3. Quantifying model uncertainty
Ok, so what if instead of detecting OOD samples, we just focus on quantifying prediction certainty? For every input, we could generate a score that tells us how confident the model is. This way both the OOD samples and the difficult in-distribution samples should receive a low score. One of the techniques that could be used here is conformal prediction (Angelopoulos and Bates, 2022). With a given input, conformal prediction estimates a set of classes that are guaranteed to include a true label with a high probability value (where the value, for example 95%, is specified by the user), as in the image below. And unlike BNNs, this approach does not require us to change our model’s implementation or architecture. The estimated prediction set can include a single class, which indicates that our model is pretty sure of its output. It can also include each of the possible classes, which indicates that our model is not very certain. In an extreme scenario, the estimated set can even be empty, meaning that our model is genuinely unsure of what to do.
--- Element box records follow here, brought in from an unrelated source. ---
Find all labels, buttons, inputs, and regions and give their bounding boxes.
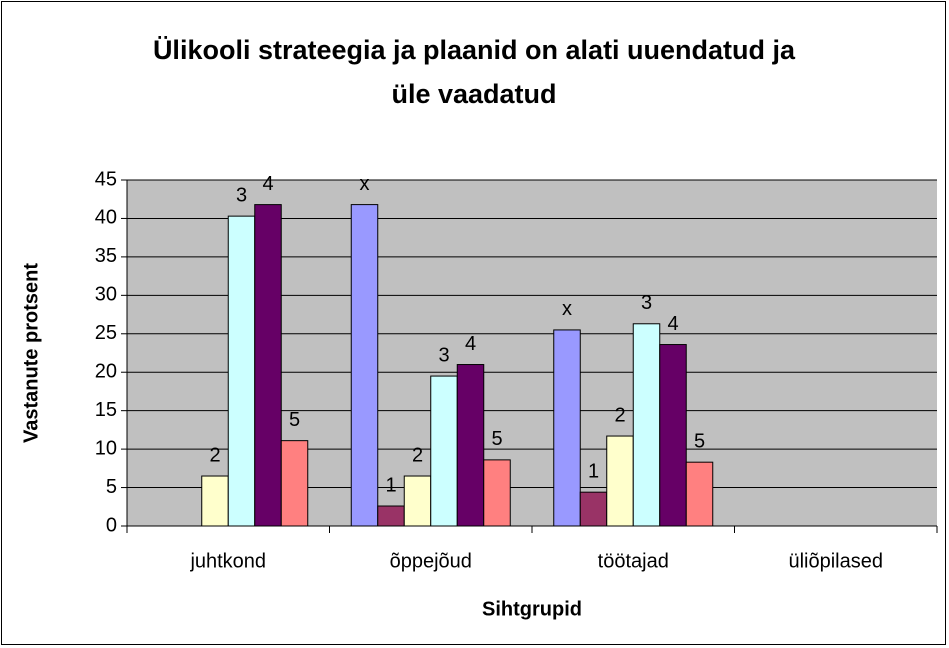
data-label: 3 [236,184,247,206]
y-tick-label: 15 [95,399,117,421]
bar [606,435,634,527]
bar [553,329,581,527]
data-label: 4 [465,333,476,355]
bar [659,344,687,527]
data-label: x [360,173,370,195]
bar [430,375,458,527]
data-label: 1 [385,474,396,496]
data-label: 5 [694,430,705,452]
bar [201,475,229,527]
x-axis-title: Sihtgrupid [482,598,582,620]
y-axis-title: Vastanute protsent [20,263,42,443]
bar [254,204,282,527]
y-tick-label: 40 [95,207,117,229]
data-label: 4 [667,313,678,335]
bar [483,459,511,527]
data-label: x [562,298,572,320]
data-label: 3 [641,292,652,314]
bar [579,491,608,527]
x-tick-label: üliõpilased [788,550,883,572]
data-label: 2 [209,444,220,466]
data-label: 2 [614,404,625,426]
bar [632,323,661,527]
data-label: 5 [491,428,502,450]
bar [377,505,405,527]
bar [280,440,309,527]
bar [456,364,485,527]
bar [403,475,432,527]
y-tick-label: 45 [95,168,117,190]
data-label: 2 [412,444,423,466]
y-tick-label: 5 [106,476,117,498]
y-tick-label: 20 [95,361,117,383]
data-label: 1 [588,460,599,482]
data-label: 4 [262,173,273,195]
y-tick-label: 30 [95,284,117,306]
data-label: 3 [438,344,449,366]
chart-title: Ülikooli strateegia ja plaanid on alati … [153,35,796,65]
chart-title: üle vaadatud [391,79,556,109]
data-label: 5 [289,409,300,431]
x-tick-label: juhtkond [189,550,266,572]
x-tick-label: õppejõud [390,550,472,572]
y-tick-label: 35 [95,245,117,267]
y-tick-label: 10 [95,437,117,459]
bar [350,204,379,527]
bar [227,215,256,527]
x-tick-label: töötajad [598,550,669,572]
y-tick-label: 0 [106,514,117,536]
bar [685,461,714,527]
y-tick-label: 25 [95,322,117,344]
Image from: https://mindfulmodeler.substack.com
4. Learning to reject
Last, but not least, we could perhaps teach our neural network to simply say, “I don’t know”, and defer the task to a human expert (Hasan et al., 2023). The subfield in machine learning that deals with incorporating this capability is known as prediction with a reject option (or selective prediction). Here, before even learning the prediction function, we would pass each input through a rejection function that will tell us if it is even worth trying to make a prediction in this case. The use of the reject option ensures that the model refrains from making any decisions in cases of uncertainty and instead hands the task back to a human expert. It all sounds easy enough on paper, but designing an effective rejection function is a pretty challenging task.
In summary, hope is not lost – one day we may be able to tell just how trustworthy our neural nets are. But until then, we need to remember that just like Uncle Bob, neural networks are not omniscient and that, although they appear very confident, sometimes they simply do not know what they are talking about.